Член управы Грузинов прибавил к этому, что все проступки детей объяснялись всегда их болезненным состоянием, и как только кто-нибудь из воспитанников совершал проступок, ему ставили градусник, чтоб убедиться, не болен ли он. Гласный Я. В. Ильин, присоединяясь к словам Выборни и Грузинова, говорил, что как крестьянин Подольского уезда он хорошо знает приют и может засвидетельствовать, что благодаря прежней управе дело там поставлено так, что питомцы приюта вместо облагораживающего влияния на народ вносят одну заразу, и что пора земству отказаться от этой дорогой и во вред народу затеи земства, что лучше отдавать сирот в крестьянские семьи и оплачивать их воспитание, тогда на те же средства можно было бы с большим успехом воспитывать не 70, а 200 детей.
Гласные И. Ф. Михайлов, К. К. Мазинг и H. H. Хмелев старались защитить прежнюю головинскую управу и заведовавшую приютом Филатову, которая будто бы отдавала всю душу детям, действуя с редким благородством и энергией. Мазинг говорил, что все дети приюта выдержали экзамен, а потому, значит, дело образования в приюте поставлено хорошо. Но Ильин не находил возможным и с этим согласиться, говоря, что окончание курса в земском училище ничего еще не доказывает, так как он наблюдал, как ученики в первый же год по выходе из школы не могли даже правильно читать.
Такую же неприглядную характеристику представил собой и доклад по губернскому сельскохозяйственному складу, в котором состояние склада было охарактеризовано "состоянием полного хаоса и беспризорности"; там не велось никакого счетоводства и отчетности, так как прежний заведующий презрительно относился к такого рода "канцелярщине", вел одни только товарные книги, но и те велись им с полной небрежностью, в них было найдено много ошибок. По подсчету валовая прибыль за три года выразилась в сумме 22 000 руб., но оказалось, что это только теоретически, так как вся эта сумма, и еще с превышением, ушла на оплату персонала склада, путевые, почтовые и другие расходы.
Таким образом, все почти затронутые в этом собрании вопросы дали яркую картину, насколько прежняя управа, увлекшись всецело политикой, мало обращала внимания на деловую сторону земского хозяйства. По упущениям, найденным в делопроизводстве корзиночной мастерской в селе Вяземах, собрание, большинством 24 против 19 голосов, постановило даже произвести расследование в отношении действий прежнего состава губернской земской управы. Левая группа гласных все время старалась подчеркнуть тенденциозное отношение правых к действиям прежнего состава управы и оправдать действия последней, но факты говорили сами за себя, и потому она осталась в меньшинстве.

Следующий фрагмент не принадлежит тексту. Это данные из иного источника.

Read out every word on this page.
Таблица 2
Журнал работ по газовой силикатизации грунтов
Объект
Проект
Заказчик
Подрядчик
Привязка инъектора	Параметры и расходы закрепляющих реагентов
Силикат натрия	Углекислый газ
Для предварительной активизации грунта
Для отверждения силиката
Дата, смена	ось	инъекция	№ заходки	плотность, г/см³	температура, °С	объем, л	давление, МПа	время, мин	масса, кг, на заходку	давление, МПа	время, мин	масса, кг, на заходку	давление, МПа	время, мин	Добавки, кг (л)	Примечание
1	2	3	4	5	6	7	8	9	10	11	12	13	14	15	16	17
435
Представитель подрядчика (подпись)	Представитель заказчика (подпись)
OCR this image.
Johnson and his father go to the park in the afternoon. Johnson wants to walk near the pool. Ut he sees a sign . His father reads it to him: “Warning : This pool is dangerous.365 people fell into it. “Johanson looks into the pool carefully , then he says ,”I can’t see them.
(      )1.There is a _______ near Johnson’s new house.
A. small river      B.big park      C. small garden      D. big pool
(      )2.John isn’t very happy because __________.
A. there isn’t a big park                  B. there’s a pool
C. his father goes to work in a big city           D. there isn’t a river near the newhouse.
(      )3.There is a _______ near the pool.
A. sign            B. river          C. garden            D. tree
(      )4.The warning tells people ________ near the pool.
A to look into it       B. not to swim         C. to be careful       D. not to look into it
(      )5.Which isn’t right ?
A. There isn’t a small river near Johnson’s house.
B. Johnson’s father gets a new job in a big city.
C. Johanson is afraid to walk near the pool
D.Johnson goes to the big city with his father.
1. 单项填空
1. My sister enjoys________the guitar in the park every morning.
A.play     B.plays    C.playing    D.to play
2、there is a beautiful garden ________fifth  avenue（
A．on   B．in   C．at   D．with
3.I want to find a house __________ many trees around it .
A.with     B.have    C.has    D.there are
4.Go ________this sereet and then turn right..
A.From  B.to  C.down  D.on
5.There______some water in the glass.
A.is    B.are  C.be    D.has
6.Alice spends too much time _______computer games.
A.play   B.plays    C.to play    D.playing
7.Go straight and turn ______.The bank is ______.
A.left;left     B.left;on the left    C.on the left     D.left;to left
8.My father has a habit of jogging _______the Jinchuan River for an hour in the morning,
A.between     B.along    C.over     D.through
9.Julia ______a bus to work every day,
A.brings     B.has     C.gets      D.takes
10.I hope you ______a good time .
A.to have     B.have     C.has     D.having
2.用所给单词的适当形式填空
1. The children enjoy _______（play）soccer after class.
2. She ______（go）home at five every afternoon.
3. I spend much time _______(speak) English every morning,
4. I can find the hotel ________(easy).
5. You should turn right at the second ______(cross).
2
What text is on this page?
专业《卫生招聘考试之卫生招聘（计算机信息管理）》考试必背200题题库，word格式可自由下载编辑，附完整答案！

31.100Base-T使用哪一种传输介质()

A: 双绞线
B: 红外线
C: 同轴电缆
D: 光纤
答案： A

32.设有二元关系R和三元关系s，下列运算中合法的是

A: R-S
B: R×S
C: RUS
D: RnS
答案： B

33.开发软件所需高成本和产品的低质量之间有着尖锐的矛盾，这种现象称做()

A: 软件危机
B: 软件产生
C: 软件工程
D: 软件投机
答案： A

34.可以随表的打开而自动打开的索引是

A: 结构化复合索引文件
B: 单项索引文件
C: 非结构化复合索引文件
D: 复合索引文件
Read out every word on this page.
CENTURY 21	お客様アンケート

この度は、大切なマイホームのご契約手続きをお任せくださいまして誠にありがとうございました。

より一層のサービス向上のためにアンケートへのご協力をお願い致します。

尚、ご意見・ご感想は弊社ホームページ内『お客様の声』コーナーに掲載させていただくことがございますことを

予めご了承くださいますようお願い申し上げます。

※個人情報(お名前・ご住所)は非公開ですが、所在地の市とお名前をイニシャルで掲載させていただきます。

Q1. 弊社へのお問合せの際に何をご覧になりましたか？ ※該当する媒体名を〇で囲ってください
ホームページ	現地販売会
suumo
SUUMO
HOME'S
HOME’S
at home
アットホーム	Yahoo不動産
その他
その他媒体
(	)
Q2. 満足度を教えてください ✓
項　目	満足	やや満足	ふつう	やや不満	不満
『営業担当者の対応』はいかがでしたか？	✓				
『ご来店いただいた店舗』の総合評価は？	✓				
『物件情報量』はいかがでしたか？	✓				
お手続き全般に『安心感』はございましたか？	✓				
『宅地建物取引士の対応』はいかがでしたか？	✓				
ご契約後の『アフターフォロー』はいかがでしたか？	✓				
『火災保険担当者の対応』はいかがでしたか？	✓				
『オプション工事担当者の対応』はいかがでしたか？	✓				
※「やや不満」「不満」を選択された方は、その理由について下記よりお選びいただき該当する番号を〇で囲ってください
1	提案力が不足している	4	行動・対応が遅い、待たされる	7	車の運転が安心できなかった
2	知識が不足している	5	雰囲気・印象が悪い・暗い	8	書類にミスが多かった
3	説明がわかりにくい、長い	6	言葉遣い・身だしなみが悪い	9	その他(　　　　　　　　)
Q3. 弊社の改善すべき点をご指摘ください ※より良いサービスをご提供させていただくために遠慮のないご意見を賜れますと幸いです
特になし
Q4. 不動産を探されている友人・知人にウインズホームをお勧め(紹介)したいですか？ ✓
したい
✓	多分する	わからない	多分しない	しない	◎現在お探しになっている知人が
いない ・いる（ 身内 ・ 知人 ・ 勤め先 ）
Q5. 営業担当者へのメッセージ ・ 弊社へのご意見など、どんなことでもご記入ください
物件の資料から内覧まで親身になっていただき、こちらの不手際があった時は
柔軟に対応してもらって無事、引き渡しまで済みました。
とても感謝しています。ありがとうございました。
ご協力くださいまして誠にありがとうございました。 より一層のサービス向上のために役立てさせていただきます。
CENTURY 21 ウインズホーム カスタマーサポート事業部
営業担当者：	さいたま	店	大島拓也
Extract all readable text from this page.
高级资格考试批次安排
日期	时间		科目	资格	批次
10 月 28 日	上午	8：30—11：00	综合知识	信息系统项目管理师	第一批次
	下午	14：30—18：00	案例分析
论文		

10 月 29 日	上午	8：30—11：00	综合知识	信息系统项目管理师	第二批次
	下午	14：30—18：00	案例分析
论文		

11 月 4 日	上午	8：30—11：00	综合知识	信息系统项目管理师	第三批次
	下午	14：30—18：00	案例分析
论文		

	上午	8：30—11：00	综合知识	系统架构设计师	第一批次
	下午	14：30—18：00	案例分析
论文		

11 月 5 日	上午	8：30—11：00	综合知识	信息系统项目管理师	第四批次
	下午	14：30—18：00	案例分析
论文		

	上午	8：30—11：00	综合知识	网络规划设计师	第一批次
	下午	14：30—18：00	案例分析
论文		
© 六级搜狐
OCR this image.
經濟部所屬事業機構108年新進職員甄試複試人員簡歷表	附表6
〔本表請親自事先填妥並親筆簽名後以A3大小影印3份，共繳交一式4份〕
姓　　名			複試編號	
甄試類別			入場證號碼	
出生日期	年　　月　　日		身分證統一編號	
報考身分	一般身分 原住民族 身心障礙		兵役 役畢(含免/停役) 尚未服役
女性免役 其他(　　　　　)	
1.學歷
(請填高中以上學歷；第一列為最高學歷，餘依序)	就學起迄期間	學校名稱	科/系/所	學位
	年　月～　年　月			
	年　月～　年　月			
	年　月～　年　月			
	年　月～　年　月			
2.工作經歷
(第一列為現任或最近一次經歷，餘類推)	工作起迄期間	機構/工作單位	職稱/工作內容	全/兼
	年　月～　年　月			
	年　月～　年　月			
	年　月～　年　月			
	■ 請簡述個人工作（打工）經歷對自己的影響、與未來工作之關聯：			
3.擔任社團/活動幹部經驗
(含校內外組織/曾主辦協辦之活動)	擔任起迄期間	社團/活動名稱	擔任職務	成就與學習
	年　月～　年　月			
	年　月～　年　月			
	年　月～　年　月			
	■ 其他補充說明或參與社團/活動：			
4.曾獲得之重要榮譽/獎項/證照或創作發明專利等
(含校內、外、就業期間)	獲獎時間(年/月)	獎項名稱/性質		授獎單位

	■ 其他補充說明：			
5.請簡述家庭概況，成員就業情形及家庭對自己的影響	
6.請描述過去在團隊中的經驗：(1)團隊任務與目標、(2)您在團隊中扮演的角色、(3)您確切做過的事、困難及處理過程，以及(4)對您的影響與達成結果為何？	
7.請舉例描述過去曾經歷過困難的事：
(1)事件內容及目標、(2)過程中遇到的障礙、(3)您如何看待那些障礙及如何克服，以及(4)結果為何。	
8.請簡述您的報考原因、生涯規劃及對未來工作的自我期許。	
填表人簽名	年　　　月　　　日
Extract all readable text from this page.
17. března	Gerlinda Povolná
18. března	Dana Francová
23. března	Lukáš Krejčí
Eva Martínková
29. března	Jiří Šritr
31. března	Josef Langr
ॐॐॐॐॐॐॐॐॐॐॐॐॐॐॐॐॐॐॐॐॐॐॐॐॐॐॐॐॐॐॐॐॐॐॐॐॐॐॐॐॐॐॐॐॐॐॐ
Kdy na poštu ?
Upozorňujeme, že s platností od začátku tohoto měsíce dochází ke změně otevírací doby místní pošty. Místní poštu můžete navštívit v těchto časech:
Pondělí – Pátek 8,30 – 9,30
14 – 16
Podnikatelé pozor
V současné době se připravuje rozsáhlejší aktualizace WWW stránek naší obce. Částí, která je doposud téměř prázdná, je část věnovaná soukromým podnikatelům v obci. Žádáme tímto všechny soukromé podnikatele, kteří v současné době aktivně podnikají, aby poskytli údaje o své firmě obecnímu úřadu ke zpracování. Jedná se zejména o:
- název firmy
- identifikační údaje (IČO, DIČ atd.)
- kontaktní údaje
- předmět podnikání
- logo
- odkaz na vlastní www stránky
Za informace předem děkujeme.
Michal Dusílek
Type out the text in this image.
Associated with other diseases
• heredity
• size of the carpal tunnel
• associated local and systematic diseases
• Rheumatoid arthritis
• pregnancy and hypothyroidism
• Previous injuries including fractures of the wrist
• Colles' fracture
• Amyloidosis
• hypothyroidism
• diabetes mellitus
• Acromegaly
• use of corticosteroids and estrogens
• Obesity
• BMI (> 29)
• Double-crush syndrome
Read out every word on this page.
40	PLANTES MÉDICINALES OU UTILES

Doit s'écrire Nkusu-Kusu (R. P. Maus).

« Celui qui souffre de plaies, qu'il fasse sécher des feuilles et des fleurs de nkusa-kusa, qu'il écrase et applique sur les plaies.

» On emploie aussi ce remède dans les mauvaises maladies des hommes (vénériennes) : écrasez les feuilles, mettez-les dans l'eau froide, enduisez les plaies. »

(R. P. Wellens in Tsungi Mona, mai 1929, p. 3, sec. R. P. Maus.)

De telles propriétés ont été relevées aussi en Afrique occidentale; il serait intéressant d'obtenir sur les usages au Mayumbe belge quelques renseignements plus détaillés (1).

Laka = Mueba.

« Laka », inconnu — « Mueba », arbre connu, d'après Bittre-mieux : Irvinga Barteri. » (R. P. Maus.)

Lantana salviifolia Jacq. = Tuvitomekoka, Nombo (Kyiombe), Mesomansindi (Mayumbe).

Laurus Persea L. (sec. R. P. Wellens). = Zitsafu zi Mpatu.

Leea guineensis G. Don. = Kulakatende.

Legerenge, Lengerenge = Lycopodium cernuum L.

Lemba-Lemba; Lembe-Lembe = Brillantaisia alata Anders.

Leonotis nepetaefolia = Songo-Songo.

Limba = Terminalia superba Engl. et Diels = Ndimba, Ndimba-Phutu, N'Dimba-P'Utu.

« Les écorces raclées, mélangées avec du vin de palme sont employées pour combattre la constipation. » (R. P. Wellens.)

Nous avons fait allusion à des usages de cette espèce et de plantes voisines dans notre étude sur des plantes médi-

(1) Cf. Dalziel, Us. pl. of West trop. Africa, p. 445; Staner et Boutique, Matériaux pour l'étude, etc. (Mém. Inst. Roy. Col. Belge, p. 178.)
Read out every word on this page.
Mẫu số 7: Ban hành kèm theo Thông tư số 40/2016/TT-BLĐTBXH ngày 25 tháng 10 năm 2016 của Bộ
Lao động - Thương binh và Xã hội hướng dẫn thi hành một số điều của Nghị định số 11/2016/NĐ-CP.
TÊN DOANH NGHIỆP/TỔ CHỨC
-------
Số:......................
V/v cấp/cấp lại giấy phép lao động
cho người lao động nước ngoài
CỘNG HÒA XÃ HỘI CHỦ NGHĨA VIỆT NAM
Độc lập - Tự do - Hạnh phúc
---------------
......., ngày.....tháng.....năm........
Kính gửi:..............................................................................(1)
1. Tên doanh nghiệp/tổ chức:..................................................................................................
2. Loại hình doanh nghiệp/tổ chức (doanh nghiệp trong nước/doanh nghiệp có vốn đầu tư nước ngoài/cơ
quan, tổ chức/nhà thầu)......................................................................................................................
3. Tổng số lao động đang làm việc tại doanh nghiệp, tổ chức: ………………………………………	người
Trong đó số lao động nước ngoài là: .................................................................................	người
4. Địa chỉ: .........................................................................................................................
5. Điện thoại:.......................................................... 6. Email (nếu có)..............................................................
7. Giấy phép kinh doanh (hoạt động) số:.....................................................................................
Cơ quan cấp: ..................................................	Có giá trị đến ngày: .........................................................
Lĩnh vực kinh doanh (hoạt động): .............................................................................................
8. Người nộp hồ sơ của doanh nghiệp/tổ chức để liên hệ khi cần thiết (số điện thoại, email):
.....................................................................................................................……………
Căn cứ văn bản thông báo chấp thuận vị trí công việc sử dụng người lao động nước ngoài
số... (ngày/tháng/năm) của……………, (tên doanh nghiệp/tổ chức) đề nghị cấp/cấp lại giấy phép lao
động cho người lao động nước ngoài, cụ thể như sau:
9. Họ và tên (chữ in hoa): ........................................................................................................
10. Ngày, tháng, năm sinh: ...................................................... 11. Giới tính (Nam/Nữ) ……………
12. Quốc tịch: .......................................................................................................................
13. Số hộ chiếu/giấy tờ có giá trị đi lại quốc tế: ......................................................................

Что касается моего предложения о найденных мной непорядках в школах Московского уезда, после очень длинных и страстных дебатов вопрос был рассмотрен в особой комиссии, по представлению которой собрание постановило возвратить дело в Московское уездное земское собрание на предмет нового детального рассмотрения и постановления определения по существу.
Пока шло земское собрание, в Москву 8 января прибыла сенаторская ревизия под председательством сенатора Гарина для расследования неправильных действий чинов Московского градоначальства. Вместе с Гариным прибыли директор Департамента полиции Зуев, чиновники особых поручений при Министерстве внутренних дел Фрейнат и при дворцовом коменданте А. Н. Тимофеев, представители Департамента Государственного казначейства Н. А. Дмитриев и Министерства юстиции П. А. Гассман и Д. П. Бусло. Последний представлял из себя форменного провокатора и был правой рукой Гарина, почему ревизия и приняла с первых же своих шагов характер не сенатской ревизии, а какого-то мелкого сыска.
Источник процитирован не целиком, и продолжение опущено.